I’m reminded of a tweet I read several weeks ago, before the Black Lives Matter protests began, from a mother who said the biggest challenge wasn’t the actual juggling of child care and full-time work, but the monotony of it all.
Doing the same day over and over, confined to the much smaller universe of my home.
Two months into our shelter-in-place, just before Mother’s Day, I finally broke down. Taking care of a nearly two-year-old is challenging, but it was the feeling of being stuck on a conveyor belt, all through the week, that really did it. I became numb, and then so heavy, that I snapped. I think of Phil in Groundhog Day and Nadia in Russian Doll. When did they crack the first time?

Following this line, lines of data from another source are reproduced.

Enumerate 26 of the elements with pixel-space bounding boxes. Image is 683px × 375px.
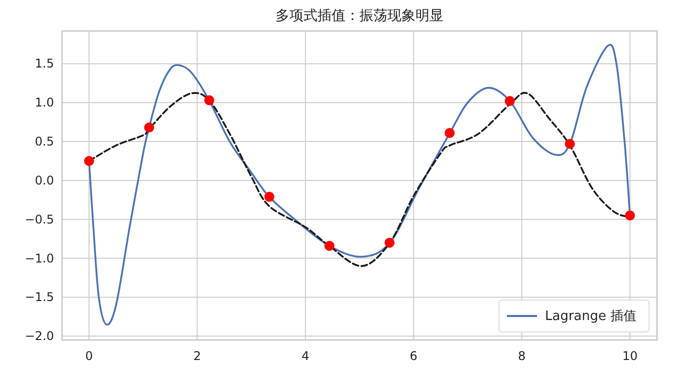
x-tick-label: 4: [302, 349, 310, 363]
legend-label: Lagrange 插值: [545, 309, 636, 324]
x-tick-label: 6: [410, 349, 418, 363]
point: [564, 138, 575, 149]
x-tick-label: 10: [622, 349, 638, 363]
point: [444, 128, 455, 138]
y-tick-label: −1.5: [24, 290, 54, 304]
point: [264, 192, 274, 202]
point: [624, 210, 635, 220]
point: [384, 238, 395, 248]
y-tick-label: −2.0: [24, 329, 54, 344]
x-tick-label: 2: [193, 349, 202, 363]
point: [84, 156, 94, 166]
y-tick-label: 0.0: [34, 173, 54, 188]
y-tick-label: 0.5: [34, 134, 54, 149]
y-tick-label: 1.5: [34, 56, 54, 71]
point: [144, 122, 154, 133]
point: [204, 95, 214, 106]
x-tick-label: 0: [85, 349, 93, 363]
point: [324, 240, 334, 251]
chart-title: 多项式插值：振荡现象明显: [276, 8, 444, 24]
y-tick-label: −1.0: [24, 251, 54, 266]
point: [504, 96, 515, 106]
y-tick-label: 1.0: [34, 96, 54, 110]
y-tick-label: −0.5: [24, 212, 54, 226]
x-tick-label: 8: [518, 349, 526, 363]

And then, sometime after, I broke down again.
I felt better afterward, both times.
I then wondered: at what point did Phil and Nadia get creative? When did they realize they could use their very own eternities to enjoy themselves, to learn things, to change course? How did they figure out they could break free from that cycle?

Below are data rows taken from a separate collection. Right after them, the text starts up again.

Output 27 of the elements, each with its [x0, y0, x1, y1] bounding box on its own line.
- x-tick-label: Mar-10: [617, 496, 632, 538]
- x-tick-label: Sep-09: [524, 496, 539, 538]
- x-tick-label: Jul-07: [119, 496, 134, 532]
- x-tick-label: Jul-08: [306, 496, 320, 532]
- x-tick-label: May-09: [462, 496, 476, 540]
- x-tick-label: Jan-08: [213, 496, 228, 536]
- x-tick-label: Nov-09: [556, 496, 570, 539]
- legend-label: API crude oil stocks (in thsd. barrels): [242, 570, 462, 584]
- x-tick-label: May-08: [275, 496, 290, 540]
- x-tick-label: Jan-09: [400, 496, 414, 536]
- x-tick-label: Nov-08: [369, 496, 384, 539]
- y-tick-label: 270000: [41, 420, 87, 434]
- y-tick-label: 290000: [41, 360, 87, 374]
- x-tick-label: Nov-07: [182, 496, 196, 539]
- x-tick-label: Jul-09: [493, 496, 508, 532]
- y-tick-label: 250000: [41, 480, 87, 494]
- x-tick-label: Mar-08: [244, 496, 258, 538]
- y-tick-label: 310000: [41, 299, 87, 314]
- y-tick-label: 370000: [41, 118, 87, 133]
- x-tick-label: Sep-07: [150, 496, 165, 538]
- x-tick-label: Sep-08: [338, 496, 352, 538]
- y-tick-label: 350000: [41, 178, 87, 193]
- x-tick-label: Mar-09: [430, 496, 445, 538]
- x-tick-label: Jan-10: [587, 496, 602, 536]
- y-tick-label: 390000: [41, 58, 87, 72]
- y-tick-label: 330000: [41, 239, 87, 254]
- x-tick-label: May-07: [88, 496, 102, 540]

I would have probably broken free of that loop and started to find real productivity and inspiration in monotony. But then June came along, and it shattered the Groundhog Day-ness of it all.
As I follow the news, as I’ve finally given in to Twitter after years of being unplugged from its IV drip, as I read and watch and listen and cry and hope, I’m not sure what time looks like now. I no longer see the repetitive undulating patterns of Darboven’s calendar in my mind. It’s more like jagged lines on a heart monitor: ever-changing and unpredictable.